It’s been about a week since Madden 09 came out, and to some that means they haven’t been outside very much in the last few days. Every year around this time a buzz starts because of a video game named after a bumbling, sometimes incoherent former Raiders head coach, and every year this blows my mind. Well, at least it used to.
Back in the day, there were plenty of football video games to choose from. Sega had a game, the NFL Quarterback Club had a game, and the Blitz series was there if you felt like setting yourself on fire. All in all, it was a good time to be a football fan. Even if you didn’t like Madden or Blitz, you could play NFL 2K on your Dreamcast and be satisfied with yourself.
Now things are different. EA Sports has an exclusive contract with the league and the NFLPA, and there is only one football video game that matters: Madden. With this has come Maddenoliday, TV shows, and a white boy slapping his own nipples in a Bills jersey. Yeah, we’ve come a long way.
These days video games creep closer and closer to the mainstream, and as they do we look at our sports a different way. People always complain their favorite team doesn’t get a good ranking in Madden. Every year we all sit around and dissect the IGN Player Rankings for NHL 09 like a tarot card. Heck, even Mirtle got into the act, if only to kill some time in this hell-hole of a hockey month.
When you think about it, you really can base a lot of your sports knowledge off of video games. I remember people scoffing about the fact that Dan Paille was ranked higher than Drew Stafford in last year’s NHL 08, but look at what we know now. A friend of mine joked around about that at a Sabres game last year, and a group of people below us could only nod in agreement.

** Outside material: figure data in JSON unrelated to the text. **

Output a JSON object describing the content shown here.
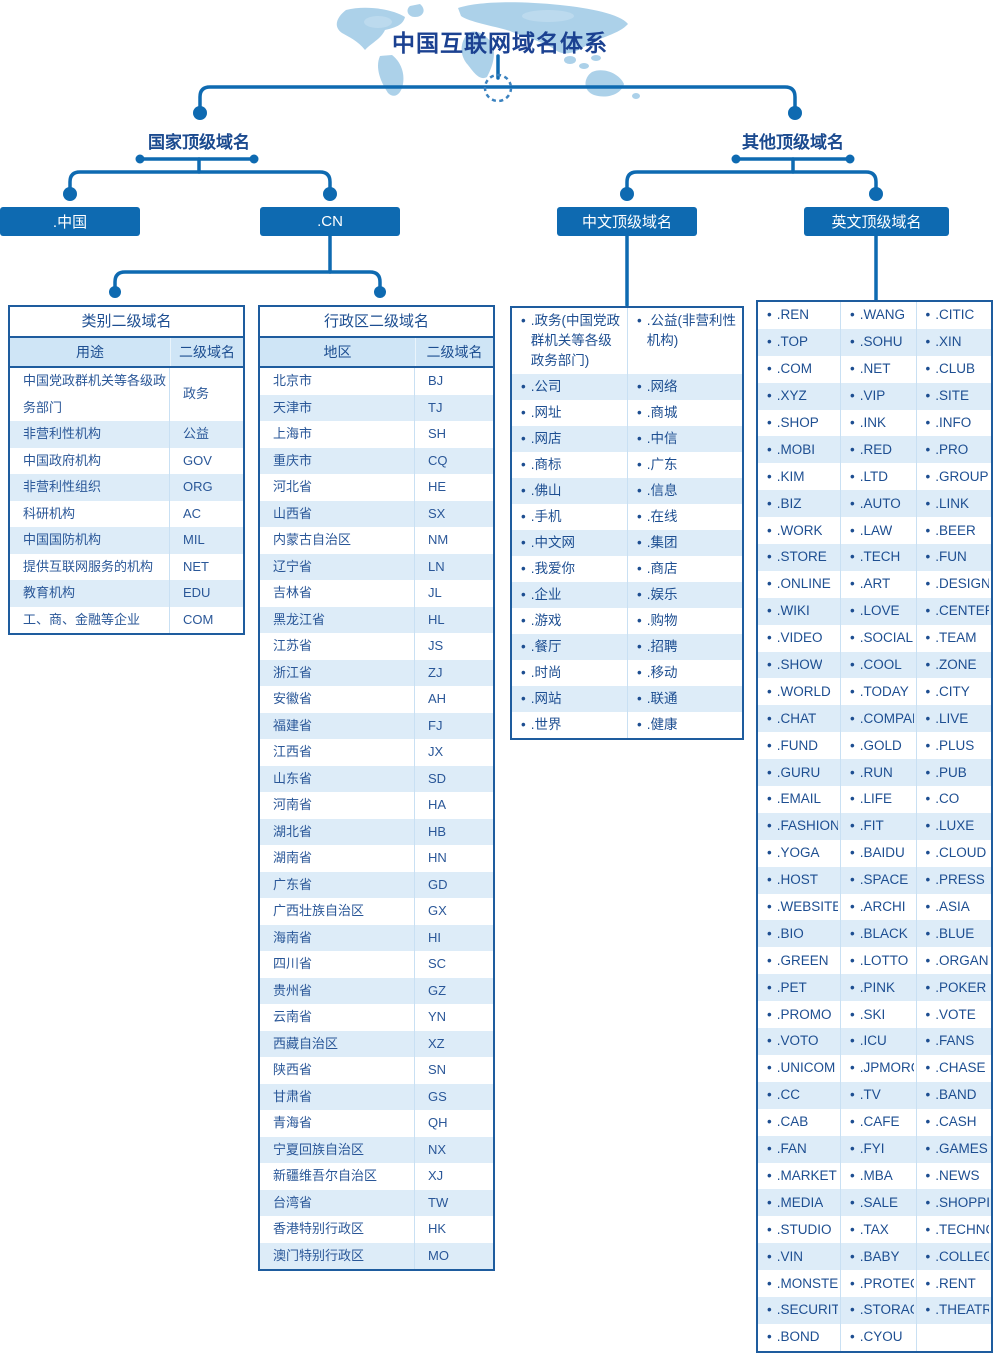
{
  "title": "中国互联网域名体系",
  "tree": {
    "left_branch_label": "国家顶级域名",
    "right_branch_label": "其他顶级域名",
    "nodes": {
      "china": ".中国",
      "cn": ".CN",
      "chinese_tld": "中文顶级域名",
      "english_tld": "英文顶级域名"
    }
  },
  "category_table": {
    "title": "类别二级域名",
    "headers": [
      "用途",
      "二级域名"
    ],
    "rows": [
      [
        "中国党政群机关等各级政务部门",
        "政务"
      ],
      [
        "非营利性机构",
        "公益"
      ],
      [
        "中国政府机构",
        "GOV"
      ],
      [
        "非营利性组织",
        "ORG"
      ],
      [
        "科研机构",
        "AC"
      ],
      [
        "中国国防机构",
        "MIL"
      ],
      [
        "提供互联网服务的机构",
        "NET"
      ],
      [
        "教育机构",
        "EDU"
      ],
      [
        "工、商、金融等企业",
        "COM"
      ]
    ]
  },
  "region_table": {
    "title": "行政区二级域名",
    "headers": [
      "地区",
      "二级域名"
    ],
    "rows": [
      [
        "北京市",
        "BJ"
      ],
      [
        "天津市",
        "TJ"
      ],
      [
        "上海市",
        "SH"
      ],
      [
        "重庆市",
        "CQ"
      ],
      [
        "河北省",
        "HE"
      ],
      [
        "山西省",
        "SX"
      ],
      [
        "内蒙古自治区",
        "NM"
      ],
      [
        "辽宁省",
        "LN"
      ],
      [
        "吉林省",
        "JL"
      ],
      [
        "黑龙江省",
        "HL"
      ],
      [
        "江苏省",
        "JS"
      ],
      [
        "浙江省",
        "ZJ"
      ],
      [
        "安徽省",
        "AH"
      ],
      [
        "福建省",
        "FJ"
      ],
      [
        "江西省",
        "JX"
      ],
      [
        "山东省",
        "SD"
      ],
      [
        "河南省",
        "HA"
      ],
      [
        "湖北省",
        "HB"
      ],
      [
        "湖南省",
        "HN"
      ],
      [
        "广东省",
        "GD"
      ],
      [
        "广西壮族自治区",
        "GX"
      ],
      [
        "海南省",
        "HI"
      ],
      [
        "四川省",
        "SC"
      ],
      [
        "贵州省",
        "GZ"
      ],
      [
        "云南省",
        "YN"
      ],
      [
        "西藏自治区",
        "XZ"
      ],
      [
        "陕西省",
        "SN"
      ],
      [
        "甘肃省",
        "GS"
      ],
      [
        "青海省",
        "QH"
      ],
      [
        "宁夏回族自治区",
        "NX"
      ],
      [
        "新疆维吾尔自治区",
        "XJ"
      ],
      [
        "台湾省",
        "TW"
      ],
      [
        "香港特别行政区",
        "HK"
      ],
      [
        "澳门特别行政区",
        "MO"
      ]
    ]
  },
  "chinese_tlds": {
    "rows": [
      [
        ".政务(中国党政群机关等各级政务部门)",
        ".公益(非营利性机构)"
      ],
      [
        ".公司",
        ".网络"
      ],
      [
        ".网址",
        ".商城"
      ],
      [
        ".网店",
        ".中信"
      ],
      [
        ".商标",
        ".广东"
      ],
      [
        ".佛山",
        ".信息"
      ],
      [
        ".手机",
        ".在线"
      ],
      [
        ".中文网",
        ".集团"
      ],
      [
        ".我爱你",
        ".商店"
      ],
      [
        ".企业",
        ".娱乐"
      ],
      [
        ".游戏",
        ".购物"
      ],
      [
        ".餐厅",
        ".招聘"
      ],
      [
        ".时尚",
        ".移动"
      ],
      [
        ".网站",
        ".联通"
      ],
      [
        ".世界",
        ".健康"
      ]
    ]
  },
  "english_tlds": {
    "rows": [
      [
        ".REN",
        ".WANG",
        ".CITIC"
      ],
      [
        ".TOP",
        ".SOHU",
        ".XIN"
      ],
      [
        ".COM",
        ".NET",
        ".CLUB"
      ],
      [
        ".XYZ",
        ".VIP",
        ".SITE"
      ],
      [
        ".SHOP",
        ".INK",
        ".INFO"
      ],
      [
        ".MOBI",
        ".RED",
        ".PRO"
      ],
      [
        ".KIM",
        ".LTD",
        ".GROUP"
      ],
      [
        ".BIZ",
        ".AUTO",
        ".LINK"
      ],
      [
        ".WORK",
        ".LAW",
        ".BEER"
      ],
      [
        ".STORE",
        ".TECH",
        ".FUN"
      ],
      [
        ".ONLINE",
        ".ART",
        ".DESIGN"
      ],
      [
        ".WIKI",
        ".LOVE",
        ".CENTER"
      ],
      [
        ".VIDEO",
        ".SOCIAL",
        ".TEAM"
      ],
      [
        ".SHOW",
        ".COOL",
        ".ZONE"
      ],
      [
        ".WORLD",
        ".TODAY",
        ".CITY"
      ],
      [
        ".CHAT",
        ".COMPANY",
        ".LIVE"
      ],
      [
        ".FUND",
        ".GOLD",
        ".PLUS"
      ],
      [
        ".GURU",
        ".RUN",
        ".PUB"
      ],
      [
        ".EMAIL",
        ".LIFE",
        ".CO"
      ],
      [
        ".FASHION",
        ".FIT",
        ".LUXE"
      ],
      [
        ".YOGA",
        ".BAIDU",
        ".CLOUD"
      ],
      [
        ".HOST",
        ".SPACE",
        ".PRESS"
      ],
      [
        ".WEBSITE",
        ".ARCHI",
        ".ASIA"
      ],
      [
        ".BIO",
        ".BLACK",
        ".BLUE"
      ],
      [
        ".GREEN",
        ".LOTTO",
        ".ORGANIC"
      ],
      [
        ".PET",
        ".PINK",
        ".POKER"
      ],
      [
        ".PROMO",
        ".SKI",
        ".VOTE"
      ],
      [
        ".VOTO",
        ".ICU",
        ".FANS"
      ],
      [
        ".UNICOM",
        ".JPMORGAN",
        ".CHASE"
      ],
      [
        ".CC",
        ".TV",
        ".BAND"
      ],
      [
        ".CAB",
        ".CAFE",
        ".CASH"
      ],
      [
        ".FAN",
        ".FYI",
        ".GAMES"
      ],
      [
        ".MARKET",
        ".MBA",
        ".NEWS"
      ],
      [
        ".MEDIA",
        ".SALE",
        ".SHOPPING"
      ],
      [
        ".STUDIO",
        ".TAX",
        ".TECHNOLOGY"
      ],
      [
        ".VIN",
        ".BABY",
        ".COLLEGE"
      ],
      [
        ".MONSTER",
        ".PROTECTION",
        ".RENT"
      ],
      [
        ".SECURITY",
        ".STORAGE",
        ".THEATRE"
      ],
      [
        ".BOND",
        ".CYOU",
        ""
      ]
    ]
  },
  "colors": {
    "primary_blue": "#0e6ab1",
    "border_blue": "#1e5c9e",
    "text_navy": "#1d4e91",
    "stripe_light": "#ddecf8",
    "header_bg": "#cfe5f6",
    "map_blue": "#9ec9e6"
  }
}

That same group later started talking about Cristobol Huet, debating how his name should be pronounced after his trade to the Capitals. One argued that his name should be pronounced “Hu-eh” because that’s how it always was done in Montreal, and another argued it should be “Hu-et” because that’s how it is in NHL 09. That was his only justification, that’s how the dude says it in the video game, it must be right.
The above is only a small fraction of what you could conceivably take from video games, and we haven’t even gone into the minor leagues. However, video game knowledge is of course not infallible. In fact, one of the quirky video game facts blew up in EA Sports’ face last year.
With every player ranked, that means that someone is listed as the “worst” player in the league. Last year, that was Redskins long snapper Ethan Albright.
Not only did he get stuck with the Madden boobie prize, he also had the misfortune of getting a picture like that taken of him. However, last year he went out and made the Pro Bowl.
So what does this mean? Well, I guess that depends on how much you care about “Red Snapper” and the evaluations video game designers give players, teams, and franchises. Everything really is up for interpretation, and I suppose people who attempt to simulate reality are as good a candidate as any to make these decisions.
The question is this: how much value do you put in these rankings? Everyone has their own opinion of a team, player, or coach; but how much clout does a player’s ranking have for you? The larger question is whether or not you play Madden at all, if you feel like telling us. I personally have never bought Madden, but I admit I’m curious to see where my team falls in the overall ranks.
It may be a load of garbage, but at the very least it’s educated garbage, right?